Delle buone maniere

 

Non mi importa di risultare simpatica o gradevole. Non mi interessa la benevolenza del mio prossimo. Preferisco chiamare le cose con il loro nome e, nel farlo, preferisco di gran lunga scegliere la parola che le faccia arrivare con più forza, con più immediatezza, seguendo il percorso più breve. Lo faccio apposta perché mi piace vedere la vostra espressione ingessata in sorrisi di circostanza che si sgretola davanti ai miei occhi mentre dentro di voi vi state chiedendo se avete sentito bene. Sì, avete sentito bene e adesso scandalizzatevi pure. Magari voi non bestemmiate, però pensate che la difesa sia legittima sempre. Magari non avete mai mandato affanculo nessuno, ma è meglio togliere il couscous dalle mense scolastiche.

Vi svelerò una verità sconcertante. Seguire le buone maniere non fa di voi delle persone educate, non fa di voi delle persone buone, non fa di voi delle persone piacevoli. Non fa di voi delle persone migliori di chi con le buone maniere si pulisce il culo.

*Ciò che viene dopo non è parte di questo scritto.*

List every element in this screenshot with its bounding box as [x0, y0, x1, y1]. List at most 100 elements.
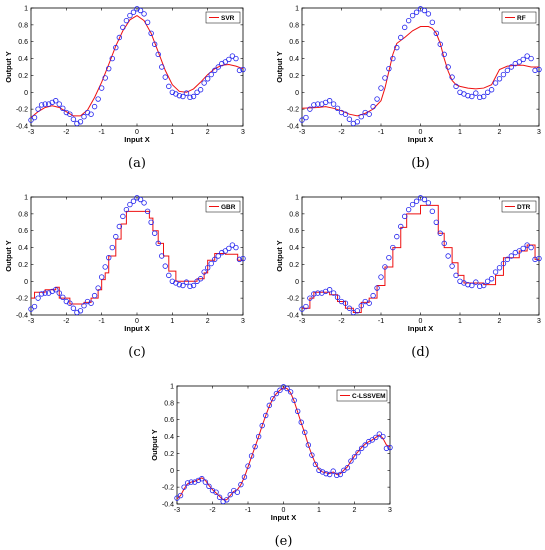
data-point — [236, 67, 243, 74]
data-point — [334, 105, 341, 111]
data-point — [532, 256, 538, 263]
data-point — [386, 254, 392, 261]
x-tick-label: 3 — [537, 318, 541, 325]
data-point — [240, 66, 246, 73]
series-line-c-lssvem — [176, 387, 391, 501]
data-point — [166, 272, 172, 279]
data-point — [109, 244, 115, 251]
data-point — [216, 494, 223, 500]
data-point — [35, 295, 41, 301]
y-tick-label: 0.4 — [18, 245, 28, 252]
x-tick-label: -1 — [99, 318, 105, 325]
x-tick-label: 3 — [241, 129, 245, 136]
data-point — [166, 83, 172, 90]
y-tick-label: 0 — [295, 279, 299, 286]
x-tick-label: -3 — [299, 129, 305, 136]
data-point — [524, 242, 530, 248]
data-point — [496, 265, 503, 271]
data-point — [398, 223, 404, 230]
y-tick-label: 0 — [24, 279, 28, 286]
y-tick-label: 1 — [295, 195, 299, 202]
data-point — [190, 93, 197, 100]
data-point — [201, 80, 207, 86]
data-point — [445, 253, 451, 259]
data-point — [177, 492, 184, 499]
data-point — [386, 65, 392, 72]
panel-caption: (d) — [411, 345, 429, 360]
data-point — [312, 461, 319, 468]
data-point — [56, 101, 62, 107]
data-point — [425, 11, 432, 17]
data-point — [445, 64, 451, 70]
x-tick-label: -3 — [28, 318, 34, 325]
x-axis-label: Input X — [124, 324, 149, 333]
data-point — [516, 59, 522, 65]
data-point — [181, 484, 187, 490]
data-point — [429, 19, 436, 26]
y-tick-label: 0.2 — [18, 73, 28, 80]
data-point — [151, 230, 158, 236]
data-point — [390, 244, 396, 251]
data-point — [354, 308, 360, 314]
x-tick-label: 2 — [498, 318, 502, 325]
data-point — [429, 208, 436, 215]
x-tick-label: 1 — [170, 318, 174, 325]
data-point — [284, 385, 290, 392]
data-point — [433, 219, 439, 225]
legend: SVR — [205, 11, 241, 24]
x-tick-label: 2 — [498, 129, 502, 136]
x-tick-label: 2 — [206, 318, 210, 325]
data-point — [208, 71, 214, 78]
x-tick-label: -2 — [338, 318, 344, 325]
data-point — [402, 213, 408, 220]
y-axis-label: Output Y — [150, 429, 159, 461]
y-tick-label: -0.4 — [16, 313, 28, 320]
x-tick-label: -2 — [63, 129, 69, 136]
y-tick-label: 0.6 — [289, 39, 299, 46]
y-tick-label: 0.4 — [289, 245, 299, 252]
data-point — [31, 114, 38, 121]
data-point — [477, 94, 483, 101]
data-point — [127, 201, 133, 208]
data-point — [496, 76, 503, 82]
y-tick-label: 1 — [24, 6, 28, 13]
data-point — [148, 219, 154, 225]
x-tick-label: 0 — [135, 129, 139, 136]
data-point — [176, 92, 183, 99]
data-point — [330, 101, 337, 107]
data-point — [67, 111, 73, 117]
data-point — [35, 106, 41, 112]
data-point — [123, 206, 130, 213]
y-tick-label: 0.4 — [18, 56, 28, 63]
data-point — [378, 274, 384, 280]
x-tick-label: 0 — [419, 129, 423, 136]
data-point — [376, 431, 383, 437]
x-tick-label: 2 — [353, 507, 357, 514]
data-point — [449, 263, 455, 269]
data-point — [358, 114, 364, 120]
legend-label: C-LSSVEM — [352, 393, 386, 400]
data-point — [334, 294, 341, 300]
x-tick-label: -1 — [99, 129, 105, 136]
data-point — [303, 114, 309, 121]
y-tick-label: 0.2 — [289, 73, 299, 80]
data-point — [425, 200, 432, 206]
data-point — [180, 282, 186, 289]
data-point — [302, 429, 308, 436]
data-point — [520, 245, 526, 252]
data-point — [484, 278, 491, 284]
data-point — [31, 303, 38, 310]
data-point — [270, 395, 276, 402]
series-line-dtr — [302, 204, 539, 313]
data-point — [42, 101, 48, 107]
data-point — [159, 253, 165, 259]
data-point — [188, 479, 194, 485]
x-axis-label: Input X — [408, 135, 433, 144]
data-point — [116, 223, 123, 230]
data-point — [528, 55, 534, 62]
data-point — [305, 442, 312, 448]
data-point — [137, 7, 144, 14]
data-point — [162, 74, 168, 80]
data-point — [67, 300, 73, 306]
data-point — [229, 242, 236, 248]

Usare un linguaggio forbito non renderà meno squallidi i vostri pensieri meschini, non renderà originali le vostre idee noiose, non vi procurerà platee plaudenti, ma solo sonnolente.

Indossare il mantello del perbenismo non renderà accettabile la grettezza del vostro animo, la bassezza dei vostri istinti, la limitatezza dei vostri orizzonti mentali.

La paura di tutto ciò che può minacciare il vostro status quo è fetida e puzza e offende.

Gridate alla santità quando il ketchup di gennaro si liquefa e restate, invece, indifferenti davanti alla sofferenza del prossimo. Questo dice tutto di voi. Tutto.

Seppellitevi nella vostra bara foderata di buone maniere. Anche laggiù non vi serviranno a un cazzo.